私達の内には様々な欲望があり、生まれながらの人間は皆その思いに引きずられている罪の奴隷であるといいます。目の前の楽しみ、一瞬の喜びは知っていますがそこからは何も見出す事もなく実りもなく、人には言えないような恥ずかしい事ばかりです(ロマ6:21)。
 このような人間を神は放っておくわけがありません。神の一方的な憐みと愛によって、罪人を救う為に愛する御子イエス・キリストを十字架にまでつけてくださいました。イエス・キリストを救い主と信じる者は誰でも罪から救われて神の者とされ、罪の奴隷から解放されて神の奴隷とされます。暗闇の中から神の光の世界へと移されて、全く新しく生まれ変わった者とされるという事です。
 神の奴隷とはこのようにマイナスイメージではなく、この世にはない恵みを指します。しかし、つまずく事もあり、罪に転ぶ事もありますが、光の中に照らされているから誰でも起き上がる事ができます。

 ルターという人はキリスト者の生涯は悔い改めの世界である、と述べています。光の中にいるから例え罪を犯したとしても、罪に振り回されて終わりではなく、神の元で悔い改めをしながら人は整えられていくという事です。
 神の奴隷へと移された者とは、「洗礼を受けてキリストに結ばれたあなたがたは皆、キリストを着ているからです」(ガラテヤ3:27)との如く、キリストの正しさの衣を着せて頂いています。罪から救われた者はキリストの輝かしい恵みの衣で覆われています。その姿は世界で一番貴く注目を浴びるべき存在で「花婿のよう輝きの冠をかぶらせ、花嫁のように宝石で飾ってくださる。
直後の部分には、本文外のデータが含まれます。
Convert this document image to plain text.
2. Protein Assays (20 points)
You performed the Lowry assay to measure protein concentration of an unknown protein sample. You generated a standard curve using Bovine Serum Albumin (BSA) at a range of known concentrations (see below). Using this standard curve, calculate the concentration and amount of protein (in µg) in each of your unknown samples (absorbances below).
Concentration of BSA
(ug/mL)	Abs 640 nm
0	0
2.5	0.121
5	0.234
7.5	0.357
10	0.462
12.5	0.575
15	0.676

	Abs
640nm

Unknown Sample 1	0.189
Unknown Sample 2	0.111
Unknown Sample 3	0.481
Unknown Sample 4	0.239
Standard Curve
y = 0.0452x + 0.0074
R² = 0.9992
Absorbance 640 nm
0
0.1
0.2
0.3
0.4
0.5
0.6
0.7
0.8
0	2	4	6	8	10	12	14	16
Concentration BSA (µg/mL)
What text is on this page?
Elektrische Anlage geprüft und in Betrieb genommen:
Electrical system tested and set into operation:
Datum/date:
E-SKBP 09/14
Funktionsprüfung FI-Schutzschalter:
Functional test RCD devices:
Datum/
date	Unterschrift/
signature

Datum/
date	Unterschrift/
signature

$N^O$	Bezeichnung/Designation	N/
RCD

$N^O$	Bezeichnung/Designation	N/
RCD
」と記されています(イザヤ6:10)。かつては灰をかぶるっているような姿でしたが、今や輝く者とされているから樹齢を重ねる樫の木のように胸を張って歩んで良いのです(イザヤ6:3)。人生の嵐にもまれ、季節をめぐり、年を重ね、それでも私達は救いの衣を着せて頂いていますから、神の栄光を現していきたいものです。